6. Big-O & Allocation Guarantees

Operation Time Memory Notes
m.combine (list) O(N) O(N) Use LIST_STR + "".join at sink
tree_reduce (list) O(N log N) worst O(log N) Avoids left-fold O(N²)
map_monoid combine O(N) O(N) Nested merge
tree_reduce total O(N log N) worst O(chunk size) Fully parallelizable

7. Anti-Patterns & Immediate Fixes

Anti-Pattern Symptom Fix
Left-fold string concat O(N²) time LIST_STR + tree_reduce + join
Mutable dict/counter Race conditions in parallel Immutable map_monoid
Order-dependent reduce Totals vary by chunking Associative monoid + tree_reduce
NaN/inf in metrics Silent corruption Guarded combine
Manual empty handling Off-by-one on empty input m.empty() in tree_reduce

8. Pre-Core Quiz

  1. Monoid = semigroup + what? → identity (empty)
  2. tree_reduce avoids what? → O(N²) left folds
  3. For logs? → LIST_STR + "".join
  4. For nested config? → map_monoid(deep_monoid)
  5. For validation errors? → Semigroup, wrapped in Monoid with () identity

9. Post-Core Exercise

  1. Implement Monoid for your domain metric type → test associativity + identity.
  2. Replace one += / extend aggregation with tree_reduce.
  3. Build a deep config monoid with map_monoid(product_monoid(...)).
  4. Prove your log aggregation is near-linear and parallel-safe.

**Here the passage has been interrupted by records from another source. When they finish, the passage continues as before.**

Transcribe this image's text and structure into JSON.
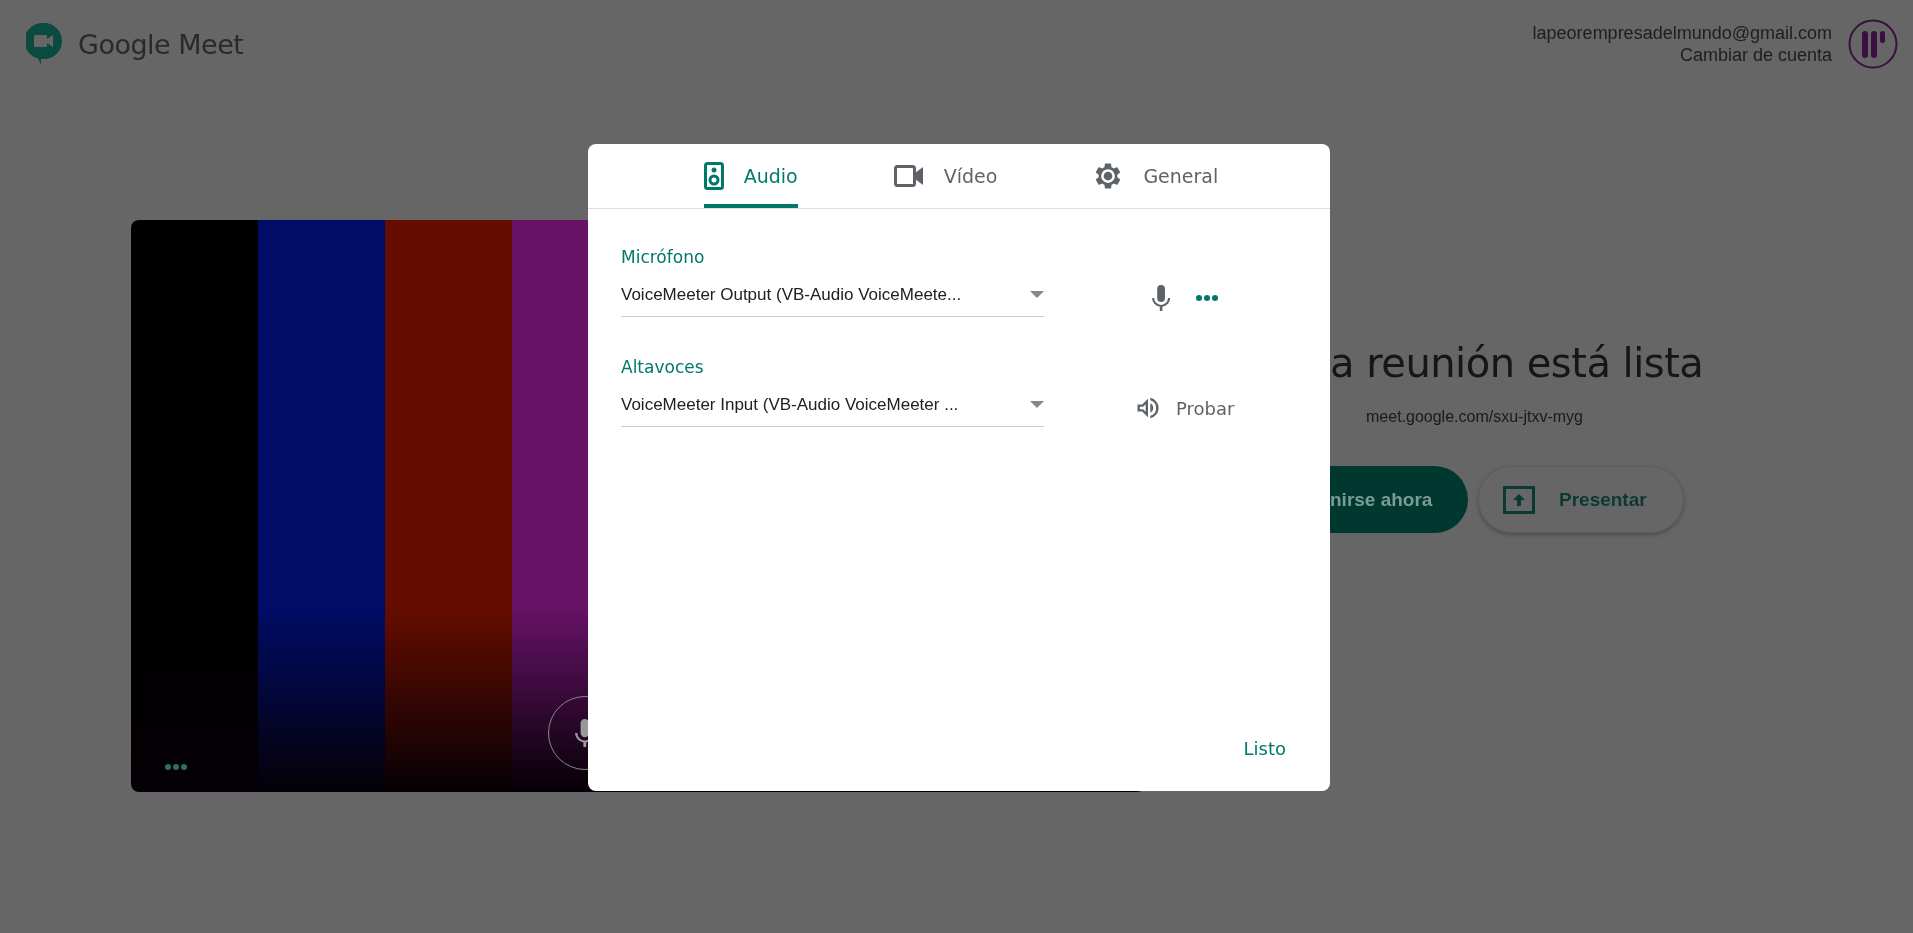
{
  "header": {
    "product": "Google Meet",
    "account_email": "lapeorempresadelmundo@gmail.com",
    "switch_account": "Cambiar de cuenta"
  },
  "preview": {
    "mic_on": true
  },
  "meeting": {
    "headline": "a reunión está lista",
    "link": "meet.google.com/sxu-jtxv-myg",
    "buttons": [
      {
        "kind": "join",
        "label": "nirse ahora"
      },
      {
        "kind": "present",
        "label": "Presentar"
      }
    ]
  },
  "dialog": {
    "tabs": [
      {
        "kind": "audio",
        "label": "Audio",
        "selected": true
      },
      {
        "kind": "video",
        "label": "Vídeo",
        "selected": false
      },
      {
        "kind": "general",
        "label": "General",
        "selected": false
      }
    ],
    "devices": [
      {
        "kind": "mic",
        "label": "Micrófono",
        "value": "VoiceMeeter Output (VB-Audio VoiceMeete..."
      },
      {
        "kind": "speaker",
        "label": "Altavoces",
        "value": "VoiceMeeter Input (VB-Audio VoiceMeeter ...",
        "action": "Probar"
      }
    ],
    "done": "Listo"
  }
}
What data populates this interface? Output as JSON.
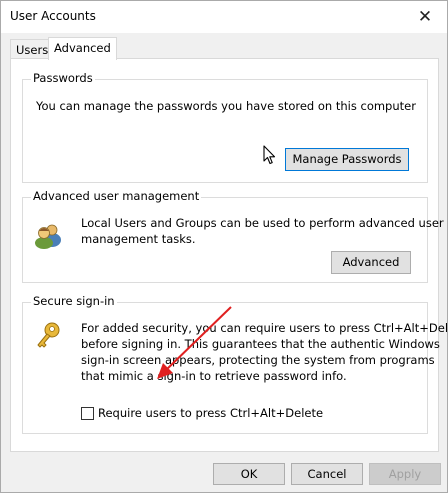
{
  "window": {
    "title": "User Accounts",
    "close_glyph": "✕"
  },
  "tabs": [
    {
      "label": "Users",
      "active": false
    },
    {
      "label": "Advanced",
      "active": true
    }
  ],
  "passwords": {
    "title": "Passwords",
    "description": "You can manage the passwords you have stored on this computer",
    "button_label": "Manage Passwords"
  },
  "advanced_user_management": {
    "title": "Advanced user management",
    "description_line1": "Local Users and Groups can be used to perform advanced user",
    "description_line2": "management tasks.",
    "icon": "users-group-icon",
    "button_label": "Advanced"
  },
  "secure_signin": {
    "title": "Secure sign-in",
    "icon": "key-icon",
    "description_lines": [
      "For added security, you can require users to press Ctrl+Alt+Delete",
      "before signing in. This guarantees that the authentic Windows",
      "sign-in screen appears, protecting the system from programs",
      "that mimic a sign-in to retrieve password info."
    ],
    "checkbox_label": "Require users to press Ctrl+Alt+Delete",
    "checkbox_checked": false
  },
  "footer": {
    "ok_label": "OK",
    "cancel_label": "Cancel",
    "apply_label": "Apply",
    "apply_enabled": false
  },
  "annotation": {
    "arrow_color": "#e02020"
  }
}
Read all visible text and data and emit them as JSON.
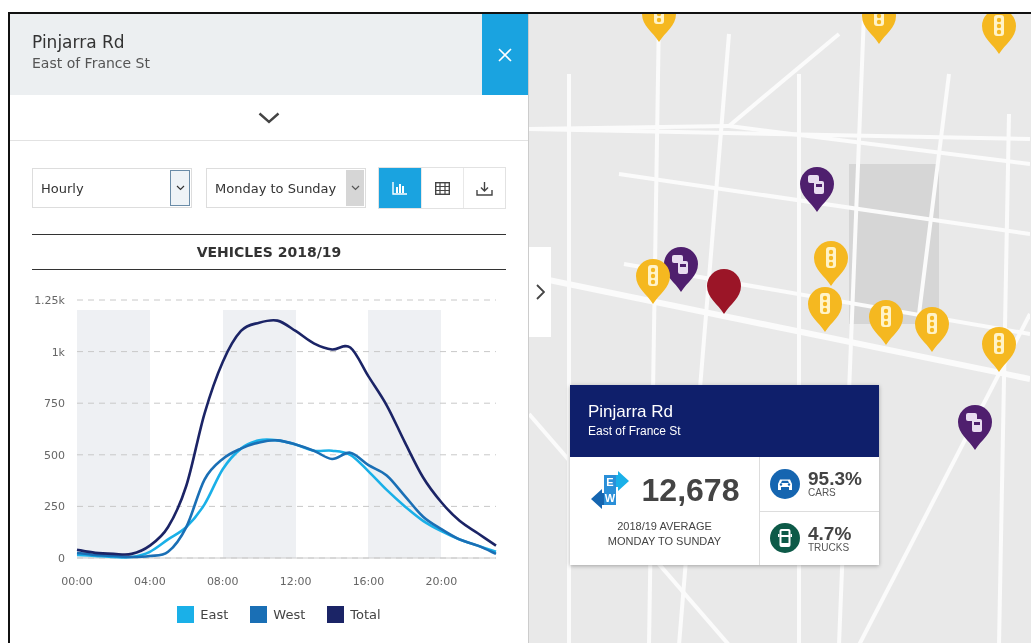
{
  "panel": {
    "title": "Pinjarra Rd",
    "subtitle": "East of France St"
  },
  "controls": {
    "period": "Hourly",
    "days": "Monday to Sunday",
    "views": [
      {
        "kind": "chart",
        "selected": true
      },
      {
        "kind": "table",
        "selected": false
      },
      {
        "kind": "download",
        "selected": false
      }
    ]
  },
  "chart": {
    "title": "VEHICLES 2018/19",
    "chart_data": {
      "type": "line",
      "grid": true,
      "x": [
        0,
        1,
        2,
        3,
        4,
        5,
        6,
        7,
        8,
        9,
        10,
        11,
        12,
        13,
        14,
        15,
        16,
        17,
        18,
        19,
        20,
        21,
        22,
        23
      ],
      "xlim": [
        0,
        23
      ],
      "ylim": [
        0,
        1250
      ],
      "xticks": [
        {
          "value": 0,
          "label": "00:00"
        },
        {
          "value": 4,
          "label": "04:00"
        },
        {
          "value": 8,
          "label": "08:00"
        },
        {
          "value": 12,
          "label": "12:00"
        },
        {
          "value": 16,
          "label": "16:00"
        },
        {
          "value": 20,
          "label": "20:00"
        }
      ],
      "yticks": [
        0,
        250,
        500,
        750,
        {
          "value": 1000,
          "label": "1k"
        },
        {
          "value": 1250,
          "label": "1.25k"
        }
      ],
      "series": [
        {
          "name": "East",
          "color": "#1ab0e8",
          "values": [
            15,
            10,
            5,
            5,
            30,
            90,
            150,
            260,
            430,
            530,
            570,
            570,
            550,
            520,
            520,
            500,
            420,
            330,
            250,
            180,
            130,
            90,
            60,
            30
          ]
        },
        {
          "name": "West",
          "color": "#1a6fb5",
          "values": [
            25,
            15,
            10,
            5,
            10,
            30,
            150,
            380,
            480,
            530,
            560,
            570,
            550,
            520,
            480,
            510,
            450,
            400,
            300,
            200,
            140,
            90,
            60,
            20
          ]
        },
        {
          "name": "Total",
          "color": "#1b2466",
          "values": [
            40,
            25,
            20,
            20,
            60,
            150,
            350,
            700,
            950,
            1100,
            1140,
            1150,
            1100,
            1040,
            1010,
            1020,
            880,
            740,
            560,
            390,
            270,
            180,
            120,
            60
          ]
        }
      ]
    }
  },
  "info_card": {
    "title": "Pinjarra Rd",
    "subtitle": "East of France St",
    "direction_letters": [
      "E",
      "W"
    ],
    "count": "12,678",
    "caption": "2018/19 AVERAGE MONDAY TO SUNDAY",
    "shares": [
      {
        "kind": "cars",
        "value": "95.3%",
        "label": "CARS"
      },
      {
        "kind": "trucks",
        "value": "4.7%",
        "label": "TRUCKS"
      }
    ]
  }
}
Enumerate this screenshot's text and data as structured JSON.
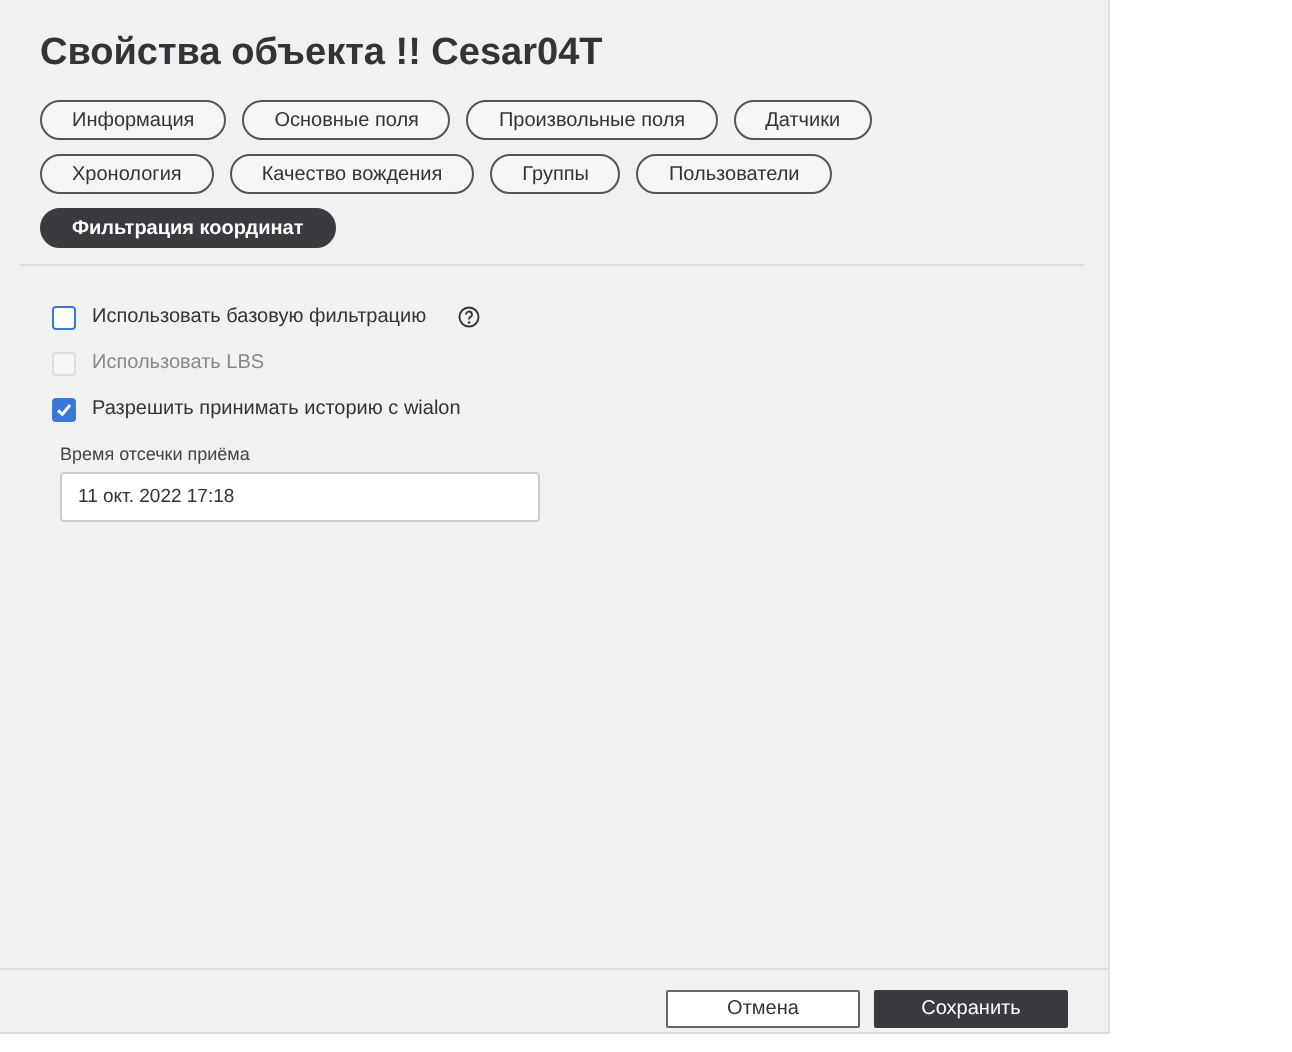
{
  "window": {
    "title": "Свойства объекта !! Cesar04T"
  },
  "tabs": [
    {
      "label": "Информация",
      "selected": false
    },
    {
      "label": "Основные поля",
      "selected": false
    },
    {
      "label": "Произвольные поля",
      "selected": false
    },
    {
      "label": "Датчики",
      "selected": false
    },
    {
      "label": "Хронология",
      "selected": false
    },
    {
      "label": "Качество вождения",
      "selected": false
    },
    {
      "label": "Группы",
      "selected": false
    },
    {
      "label": "Пользователи",
      "selected": false
    },
    {
      "label": "Фильтрация координат",
      "selected": true
    }
  ],
  "options": [
    {
      "label": "Использовать базовую фильтрацию",
      "checked": false,
      "disabled": false,
      "help": true
    },
    {
      "label": "Использовать LBS",
      "checked": false,
      "disabled": true,
      "help": false
    },
    {
      "label": "Разрешить принимать историю с wialon",
      "checked": true,
      "disabled": false,
      "help": false
    }
  ],
  "cutoff_field": {
    "label": "Время отсечки приёма",
    "value": "11 окт. 2022 17:18"
  },
  "buttons": [
    {
      "label": "Отмена",
      "kind": "secondary"
    },
    {
      "label": "Сохранить",
      "kind": "primary"
    }
  ]
}
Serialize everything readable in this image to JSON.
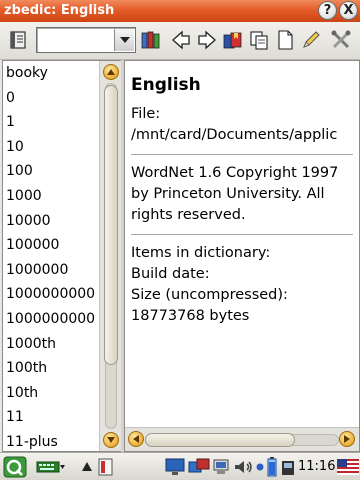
{
  "window": {
    "title": "zbedic: English",
    "help_label": "?",
    "close_label": "X"
  },
  "toolbar": {
    "search_value": "",
    "icons": [
      "dictionary-icon",
      "dropdown-icon",
      "books-icon",
      "back-arrow-icon",
      "forward-arrow-icon",
      "bookmarks-icon",
      "copy-icon",
      "new-document-icon",
      "edit-icon",
      "tools-icon"
    ]
  },
  "word_list": {
    "items": [
      "booky",
      "0",
      "1",
      "10",
      "100",
      "1000",
      "10000",
      "100000",
      "1000000",
      "1000000000",
      "1000000000",
      "1000th",
      "100th",
      "10th",
      "11",
      "11-plus"
    ]
  },
  "info": {
    "heading": "English",
    "file_label": "File:",
    "file_path": "/mnt/card/Documents/applic",
    "copyright_lines": [
      "WordNet 1.6 Copyright 1997",
      "by Princeton University. All",
      "rights reserved."
    ],
    "items_label": "Items in dictionary:",
    "build_label": "Build date:",
    "size_label": "Size (uncompressed):",
    "size_value": "18773768 bytes"
  },
  "taskbar": {
    "time": "11:16",
    "icons": [
      "opie-start-icon",
      "keyboard-icon",
      "up-arrow-icon",
      "app-icon",
      "monitor-icon",
      "network-icon",
      "audio-icon",
      "status-dot-icon",
      "battery-icon",
      "wireless-icon",
      "flag-icon"
    ]
  },
  "colors": {
    "titlebar_accent": "#e45c28",
    "scroll_arrow": "#f0b640"
  }
}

Next: M05C06 – Pydantic v2 as Smart Constructors – Runtime Enforcement Without Losing ADTs.

You now aggregate anything — logs, metrics, configs, errors — with mathematically proven correctness, near-linear time, and full parallelism. The rest of Module 5 adds Pydantic for runtime validation, pattern matching for orchestration, and serialization contracts.